Bhikkhu Bodhi, certa vez, disse que: “Qualquer fenômeno particular representa muito mais do que é imediatamente visível mesmo em uma sondagem profunda. Uma semente, por exemplo, tem um significado muito maior do que o grão de matéria orgânica visto pelo olho”. Em nossa visão secularizada, materialista e sentimentalista, os fenômenos passam a ter um valor em si mesmos, revestem-se (como resultado de nosso modo particular de consciência) em possuidores de ‘substâncias próprias’, e a ‘beleza’ que neles vemos é a beleza das formas cruas (sentimentalizadas por nossas tendências subjacentes internas) ao invés da beleza pelo que significam.

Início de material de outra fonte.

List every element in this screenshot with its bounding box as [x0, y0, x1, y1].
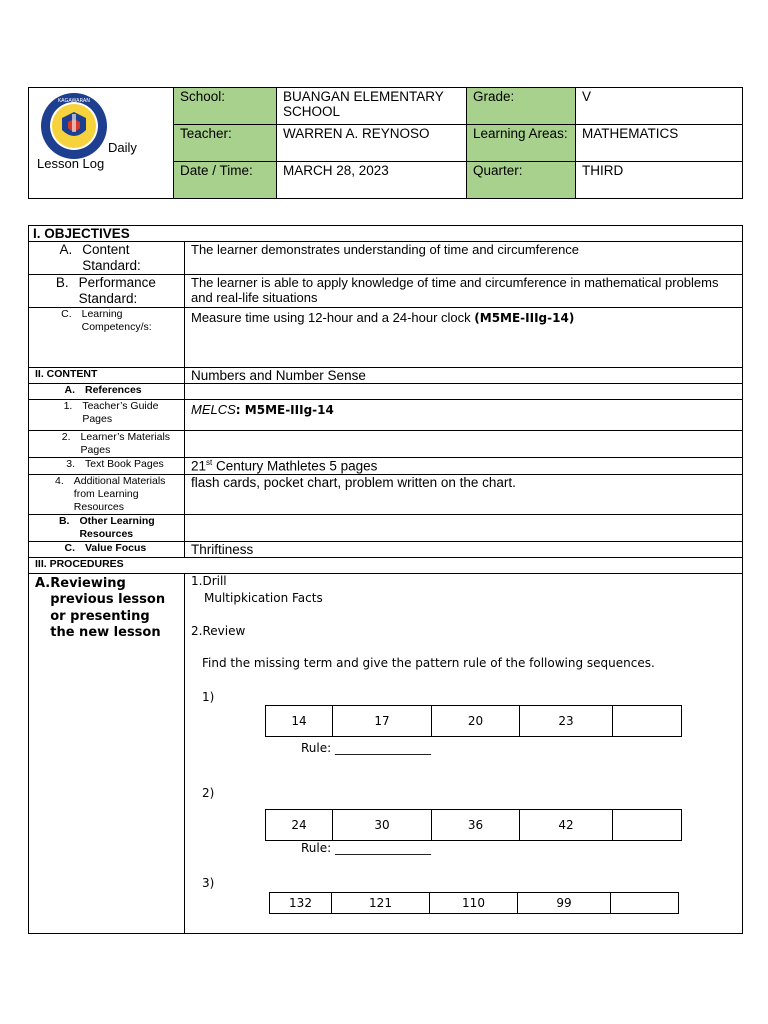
- content-value: Numbers and Number Sense: [185, 368, 743, 384]
- sequence-3-table: [269, 892, 679, 914]
- additional-materials-number: 4.: [55, 474, 64, 487]
- sequence-3-term-3: 110: [430, 892, 518, 913]
- deped-seal-logo: [40, 92, 108, 160]
- additional-materials-label: Additional Materials from Learning Resources: [73, 474, 166, 513]
- learning-competency-letter: C.: [61, 308, 72, 320]
- sequence-2-term-3: 36: [432, 809, 520, 840]
- textbook-pages-value-cell: [185, 458, 743, 475]
- date-label: Date / Time:: [174, 162, 277, 199]
- other-resources-label-cell: [29, 514, 185, 541]
- procedures-heading: III. PROCEDURES: [29, 557, 743, 573]
- learners-materials-number: 2.: [61, 431, 71, 443]
- learning-competency-label: Learning Competency/s:: [81, 308, 152, 333]
- grade-value: V: [576, 88, 743, 125]
- content-standard-label-cell: [29, 242, 185, 275]
- reviewing-lesson-letter: A.: [35, 575, 51, 591]
- lesson-plan-table: [28, 225, 743, 934]
- learning-areas-value: MATHEMATICS: [576, 125, 743, 162]
- references-value: [185, 384, 743, 400]
- sequence-2-term-1: 24: [266, 809, 333, 840]
- content-heading: II. CONTENT: [29, 368, 185, 384]
- sequence-2-label: 2): [202, 785, 215, 800]
- teachers-guide-value-code: : M5ME-IIIg-14: [235, 403, 334, 417]
- value-focus-label-cell: [29, 541, 185, 557]
- learning-competency-value: Measure time using 12-hour and a 24-hour clock: [191, 310, 475, 325]
- teacher-label: Teacher:: [174, 125, 277, 162]
- other-resources-value: [185, 514, 743, 541]
- learning-competency-label-cell: [29, 308, 185, 368]
- reviewing-lesson-label-cell: [29, 573, 185, 933]
- sequence-3-label: 3): [202, 875, 215, 890]
- textbook-pages-number: 3.: [66, 458, 75, 470]
- performance-standard-value: The learner is able to apply knowledge of time and circumference in mathematical problems and real-life situations: [185, 275, 743, 308]
- sequence-1-label: 1): [202, 689, 215, 704]
- sequence-1-term-4: 23: [520, 705, 613, 736]
- header-table: [28, 87, 743, 199]
- sequence-1-missing-term[interactable]: [613, 705, 682, 736]
- learning-competency-code: (M5ME-IIIg-14): [474, 311, 575, 325]
- additional-materials-value: flash cards, pocket chart, problem written on the chart.: [185, 474, 743, 514]
- other-resources-letter: B.: [58, 514, 70, 527]
- content-standard-value: The learner demonstrates understanding of time and circumference: [185, 242, 743, 275]
- reviewing-lesson-label: Reviewing previous lesson or presenting the new lesson: [50, 575, 166, 640]
- references-letter: A.: [64, 384, 75, 396]
- other-resources-label: Other Learning Resources: [79, 514, 155, 540]
- objectives-heading: I. OBJECTIVES: [29, 226, 743, 242]
- additional-materials-label-cell: [29, 474, 185, 514]
- sequence-3-term-1: 132: [270, 892, 332, 913]
- learners-materials-label-cell: [29, 431, 185, 458]
- learners-materials-label: Learner’s Materials Pages: [80, 431, 171, 456]
- teacher-value: WARREN A. REYNOSO: [277, 125, 467, 162]
- quarter-label: Quarter:: [467, 162, 576, 199]
- textbook-pages-sup: st: [206, 458, 213, 467]
- review-heading: 2.Review: [191, 623, 246, 638]
- sequence-3-term-4: 99: [518, 892, 611, 913]
- value-focus-letter: C.: [64, 541, 75, 554]
- learners-materials-value: [185, 431, 743, 458]
- date-value: MARCH 28, 2023: [277, 162, 467, 199]
- sequence-2-rule[interactable]: Rule: ________________: [301, 840, 431, 855]
- textbook-pages-label: Text Book Pages: [85, 458, 164, 470]
- sequence-1-term-1: 14: [266, 705, 333, 736]
- sequence-1-term-3: 20: [432, 705, 520, 736]
- references-label-cell: [29, 384, 185, 400]
- textbook-pages-value: Century Mathletes 5 pages: [212, 458, 378, 474]
- textbook-pages-number-value: 21: [191, 458, 207, 474]
- grade-label: Grade:: [467, 88, 576, 125]
- sequence-2-table: [265, 809, 682, 841]
- sequence-3-missing-term[interactable]: [611, 892, 679, 913]
- value-focus-value: Thriftiness: [185, 541, 743, 557]
- svg-text:KAGAWARAN: KAGAWARAN: [57, 98, 91, 104]
- teachers-guide-value-italic: MELCS: [191, 402, 236, 417]
- lesson-log-title-line1: Daily: [108, 140, 137, 155]
- content-standard-letter: A.: [59, 242, 73, 257]
- review-instruction: Find the missing term and give the pattern rule of the following sequences.: [202, 655, 655, 670]
- teachers-guide-value-cell: [185, 400, 743, 431]
- reviewing-lesson-content-cell: [185, 573, 743, 933]
- school-value: BUANGAN ELEMENTARY SCHOOL: [277, 88, 467, 125]
- drill-heading: 1.Drill: [191, 573, 227, 588]
- performance-standard-label-cell: [29, 275, 185, 308]
- sequence-1-table: [265, 705, 682, 737]
- teachers-guide-number: 1.: [63, 400, 73, 412]
- sequence-2-term-4: 42: [520, 809, 613, 840]
- logo-title-cell: [29, 88, 174, 199]
- quarter-value: THIRD: [576, 162, 743, 199]
- sequence-3-term-2: 121: [332, 892, 430, 913]
- drill-item: Multipkication Facts: [204, 590, 323, 605]
- teachers-guide-label-cell: [29, 400, 185, 431]
- teachers-guide-label: Teacher’s Guide Pages: [82, 400, 159, 425]
- performance-standard-letter: B.: [55, 275, 69, 290]
- learning-areas-label: Learning Areas:: [467, 125, 576, 162]
- sequence-1-rule[interactable]: Rule: ________________: [301, 740, 431, 755]
- sequence-1-term-2: 17: [333, 705, 432, 736]
- sequence-2-missing-term[interactable]: [613, 809, 682, 840]
- content-standard-label: Content Standard:: [82, 242, 141, 273]
- sequence-2-term-2: 30: [333, 809, 432, 840]
- textbook-pages-label-cell: [29, 458, 185, 475]
- school-label: School:: [174, 88, 277, 125]
- learning-competency-value-cell: [185, 308, 743, 368]
- references-label: References: [85, 384, 142, 396]
- performance-standard-label: Performance Standard:: [78, 275, 156, 306]
- lesson-log-title-line2: Lesson Log: [37, 156, 105, 171]
- value-focus-label: Value Focus: [85, 541, 147, 554]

O materialista vê apenas árvores e pedras, rios e montanhas; o sentimentalista apenas a beleza das sensações agradáveis. O estudante sério repete com Ajahn Chah: “Podemos aprender o Dhamma a partir da natureza, das árvores por exemplo. Uma árvore nasce devido a causas, e cresce seguindo um curso natural. Ao nosso redor uma árvore está a nos ensinar o Dhamma, mas nós não entendemos isso. No devido tempo, ela cresce e cresce até que floresce e frutas vão aparecer. Tudo o que vemos é a aparência das flores e frutas; somos incapazes de trazer isso para dentro de nós e apreciá-lo. Assim, não sabemos que uma árvore nos está a ensinar o Dhamma. A fruta aparece e nós limitamo-nos a comê-la sem investigar: doce, azeda ou salgada, é a natureza da fruta. E isso é o Dhamma: o ensinamento da fruta” (Abrindo o Olho do Dhamma). O materialista vê ‘dados’, o sentimentalista apenas ‘sente’, o estudante sério busca compreender.
Quando Ajahn Buddhadāsa declara que Dhamma é: “O segredo da natureza que deve ser entendido de modo a desenvolver a vida para seu mais alto benefício”, ele está apontando para aquilo que está invisível aos olhos daquele que apenas se preocupa com os ‘fatos’.